$5m Defence Trailblazer grant for onshore quantum silicon

Silex Systems will establish a $16 million production plant, funded in part by the federal government, to provide companies like Silicon Quantum Computing with a sovereign supply of quantum silicon.

Amid an ongoing shortage of enriched silicon, the Australian uranium enrichment technology company on Thursday announced it had been awarded $5.1 million from the Defence Trailblazer for the project.

The Defence Trailblazer program is a partnership between the University of New South Wales and the University of Adelaide valued at $250 million. Funding of $100 million is provided by the universities and the Department of Education, with the remaining $150 million from industry partners and the CSIRO.

The Quantum Silicon Production Plant, to be located at the company’s Lucas Heights technology centre, will be an end-to-end manufacturing facility initially capable of producing between 5kg and 10kg of Zero-Spin Silicon (ZS-Si), in the form of halo-silane, annually.

The ZS-Si will then be converted to “multiple Quantum Silicon product forms for potential customer in the global silicon-based quantum computing industry”, namely a gas and a solid, creating a new value-added export market for Australia.

Until now, the “main supply of enriched silicon came from Russia, but this source has been disrupted by geopolitical events”, Silex chief executive and managing director Michael Goldsworthy said in a statement.

He said the three-and-a-half year project would assist the company to “transition our ZS-Si enrichment technology from the pilot demonstration level to commercial-scale”, including technology used to produce commercial products required by silicon quantum chip fabricators.

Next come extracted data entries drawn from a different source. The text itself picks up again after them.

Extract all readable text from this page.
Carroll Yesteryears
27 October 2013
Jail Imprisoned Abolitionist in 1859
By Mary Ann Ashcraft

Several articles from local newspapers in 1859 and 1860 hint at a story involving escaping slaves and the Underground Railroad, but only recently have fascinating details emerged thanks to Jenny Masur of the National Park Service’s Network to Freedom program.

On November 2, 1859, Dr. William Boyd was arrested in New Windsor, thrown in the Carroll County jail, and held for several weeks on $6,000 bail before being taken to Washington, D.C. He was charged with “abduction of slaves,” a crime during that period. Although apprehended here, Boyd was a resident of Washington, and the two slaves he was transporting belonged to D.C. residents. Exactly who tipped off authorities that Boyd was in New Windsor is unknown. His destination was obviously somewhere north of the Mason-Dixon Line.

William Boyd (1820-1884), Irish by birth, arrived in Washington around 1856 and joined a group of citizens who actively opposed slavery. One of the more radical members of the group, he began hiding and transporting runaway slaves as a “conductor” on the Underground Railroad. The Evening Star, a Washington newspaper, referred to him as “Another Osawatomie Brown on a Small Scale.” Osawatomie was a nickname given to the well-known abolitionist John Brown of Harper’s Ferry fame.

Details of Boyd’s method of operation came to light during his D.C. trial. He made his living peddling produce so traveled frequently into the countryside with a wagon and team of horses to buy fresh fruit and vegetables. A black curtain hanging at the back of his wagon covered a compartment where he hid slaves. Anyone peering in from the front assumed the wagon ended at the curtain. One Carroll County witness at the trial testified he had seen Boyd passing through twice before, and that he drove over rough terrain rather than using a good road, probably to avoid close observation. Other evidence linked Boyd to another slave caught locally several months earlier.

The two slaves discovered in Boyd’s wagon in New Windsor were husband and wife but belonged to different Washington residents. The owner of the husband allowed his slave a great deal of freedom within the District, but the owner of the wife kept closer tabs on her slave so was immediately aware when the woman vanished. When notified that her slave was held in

It will also “establish sovereign capability and secure supply chain for this critical enabling material for the emerging silicon quantum computing industry” in Australia

Silex will undertake the project, which follows on from an earlier demonstration project funded under the federal government’s cooperative research centre projects program, with Silicon Quantum Computing (SQC) and the UNSW.

Professor Michelle Simmons, chief executive of SQC, said that the Trailblazer funding support the commercial-scale production of quantum silicon, which is “essential to the manufacture of SQC’s atom-scale quantum computers in Australia”.

“The creation of a sovereign supply of this vital material comes at a time when our traditional source of supply has been disrupted. We couldn’t be more motivated to support this project,” Professor Simmons said.

UNSW’s deputy vice-chancellor for research and enterprise, Professor Nicholas Fisk, said the project was of “critical importance to Australia’s ability to maintain leadership in an increasingly competitive and strategic endeavor to develop the world’s first scalable quantum computing technology”.

Australia is widely regarded as a global quantum leader, with local companies attracting a significant portion of venture capital compared with our international competitors, according to the Tech Council of Australia.

Defence Trailblazer executive director Dr Sanjay Mazumdar said that quantum computing was “expected to have a profound impact on defence and national security activities, making the Quantum Silicon Production Plant a “perfect fit with the intent of the Trailblazer”.